Today I came across an especially disturbing article about a woman who suffered a pneumothorax, or punctured lung, after receiving acupuncture performed by her massage therapist. Unfortunately, this is not the first case of damage caused by a non-acupuncturist, nor will it be the last. Stories such as these highlight the dangers of allowing lesser trained professionals to perform what is, essentially, a highly specialized form of medicine.
So, why am I linking to an article that discusses a possible danger of acupuncture? As horrible as Kim’s story is, it illustrates why it is so important to visit a Licensed Acupuncturist. In the last two years alone, I have seen physical therapists and massage therapists be granted the ability to use acupuncture after only minimal training. While I feel that allowing other practitioners to use acupuncture can only be beneficial in the long run (more practitioners= more people helped!), it is imperative that anyone using acupuncture undergo full training on the subject. Let’s compare the differences in education:
In the article above, Kim’s massage therapist “did the acupuncture program at McMaster University, provided over five three-day weekends, plus 174 hours of ‘self-directed home study.‘” The entry-level of education for a certified acupuncturist is a 3-4 year Master’s degree consisting of over 2000 hours, including 600 hours of clinical practice. Acupuncturists must also pass 3-4 National Board Examinations before becoming licensed in the state of Kentucky. Finally, 60 hours of continuing education are required every 4 years in order to maintain Board certification.

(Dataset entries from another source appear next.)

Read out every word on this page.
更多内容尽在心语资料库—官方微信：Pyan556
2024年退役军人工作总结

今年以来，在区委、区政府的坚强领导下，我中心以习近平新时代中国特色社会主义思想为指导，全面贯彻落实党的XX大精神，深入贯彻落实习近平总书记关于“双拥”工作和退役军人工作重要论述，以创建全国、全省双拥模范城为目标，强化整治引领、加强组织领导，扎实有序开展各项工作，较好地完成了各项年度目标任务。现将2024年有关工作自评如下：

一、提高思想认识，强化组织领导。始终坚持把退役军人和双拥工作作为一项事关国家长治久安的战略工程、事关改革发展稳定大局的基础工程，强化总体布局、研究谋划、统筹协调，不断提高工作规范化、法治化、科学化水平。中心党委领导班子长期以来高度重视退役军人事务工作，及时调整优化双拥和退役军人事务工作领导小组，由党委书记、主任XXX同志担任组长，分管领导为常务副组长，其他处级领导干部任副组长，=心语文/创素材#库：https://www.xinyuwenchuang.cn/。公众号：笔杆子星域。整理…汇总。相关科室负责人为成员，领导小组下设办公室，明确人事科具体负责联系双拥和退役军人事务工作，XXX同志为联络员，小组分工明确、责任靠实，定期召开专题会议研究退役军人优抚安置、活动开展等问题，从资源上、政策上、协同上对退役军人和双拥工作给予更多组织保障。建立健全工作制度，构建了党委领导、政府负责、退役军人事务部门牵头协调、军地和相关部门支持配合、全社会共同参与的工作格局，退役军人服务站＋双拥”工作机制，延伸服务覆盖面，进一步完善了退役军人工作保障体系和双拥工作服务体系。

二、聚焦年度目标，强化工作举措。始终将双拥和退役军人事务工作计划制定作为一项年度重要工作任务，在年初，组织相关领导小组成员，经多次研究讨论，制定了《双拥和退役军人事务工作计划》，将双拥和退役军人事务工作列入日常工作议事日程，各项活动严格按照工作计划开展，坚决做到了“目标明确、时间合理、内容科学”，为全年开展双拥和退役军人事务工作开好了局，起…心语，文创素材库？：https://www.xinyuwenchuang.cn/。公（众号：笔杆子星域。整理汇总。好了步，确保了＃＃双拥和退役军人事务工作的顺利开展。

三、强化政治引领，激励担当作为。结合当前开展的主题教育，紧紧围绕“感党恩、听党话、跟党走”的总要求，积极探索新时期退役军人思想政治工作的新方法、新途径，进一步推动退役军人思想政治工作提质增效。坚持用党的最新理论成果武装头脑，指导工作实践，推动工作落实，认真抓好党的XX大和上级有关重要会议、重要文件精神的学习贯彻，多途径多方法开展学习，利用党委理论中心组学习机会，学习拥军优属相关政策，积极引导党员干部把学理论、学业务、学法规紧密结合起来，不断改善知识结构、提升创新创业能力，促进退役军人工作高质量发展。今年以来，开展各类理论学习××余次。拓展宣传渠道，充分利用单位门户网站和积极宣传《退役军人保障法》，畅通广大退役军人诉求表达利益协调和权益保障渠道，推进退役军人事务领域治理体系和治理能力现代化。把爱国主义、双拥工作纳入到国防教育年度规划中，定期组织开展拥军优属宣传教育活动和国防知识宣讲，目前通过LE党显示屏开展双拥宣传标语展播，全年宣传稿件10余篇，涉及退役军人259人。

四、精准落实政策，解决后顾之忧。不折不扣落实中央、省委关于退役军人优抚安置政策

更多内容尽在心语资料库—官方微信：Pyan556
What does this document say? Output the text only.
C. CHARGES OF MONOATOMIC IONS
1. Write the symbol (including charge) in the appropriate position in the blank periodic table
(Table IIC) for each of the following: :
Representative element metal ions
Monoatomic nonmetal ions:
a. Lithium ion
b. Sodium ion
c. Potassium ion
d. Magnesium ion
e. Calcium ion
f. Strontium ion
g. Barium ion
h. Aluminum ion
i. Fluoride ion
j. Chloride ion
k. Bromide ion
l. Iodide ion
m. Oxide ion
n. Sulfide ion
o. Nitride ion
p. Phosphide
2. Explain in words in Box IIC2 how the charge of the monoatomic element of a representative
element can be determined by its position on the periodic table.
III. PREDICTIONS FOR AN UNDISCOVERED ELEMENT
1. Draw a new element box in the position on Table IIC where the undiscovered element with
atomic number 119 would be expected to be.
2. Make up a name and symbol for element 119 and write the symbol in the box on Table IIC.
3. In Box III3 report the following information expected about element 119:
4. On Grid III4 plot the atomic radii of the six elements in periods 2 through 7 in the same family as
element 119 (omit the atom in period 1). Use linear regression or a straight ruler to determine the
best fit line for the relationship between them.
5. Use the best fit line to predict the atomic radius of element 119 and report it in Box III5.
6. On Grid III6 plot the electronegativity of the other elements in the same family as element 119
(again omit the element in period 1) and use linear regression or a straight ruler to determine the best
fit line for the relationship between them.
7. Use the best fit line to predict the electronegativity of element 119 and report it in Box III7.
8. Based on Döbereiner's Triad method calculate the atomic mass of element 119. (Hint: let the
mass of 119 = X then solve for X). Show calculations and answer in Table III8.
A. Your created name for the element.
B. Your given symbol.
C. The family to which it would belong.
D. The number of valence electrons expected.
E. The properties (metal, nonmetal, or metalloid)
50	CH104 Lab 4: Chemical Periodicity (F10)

The difference here is obvious. Acupuncturists do not advocate against others using acupuncture because we are being selfish, but because of the dangers involved in letting an unskilled practitioner insert needles into patients’ bodies. We undergo countless hours of training in both western and eastern medicine in order to prevent situations exactly like what Kim experienced.
A 2001 study found “no serious adverse events were reported after 34,407 acupuncture treatments” by professional acupuncturists.
If you or a loved one are considering undergoing acupuncture, please take the time to find a licensed practitioner who has obtained at least a Master’s degree in acupuncture. It’s simply not worth putting your health at risk.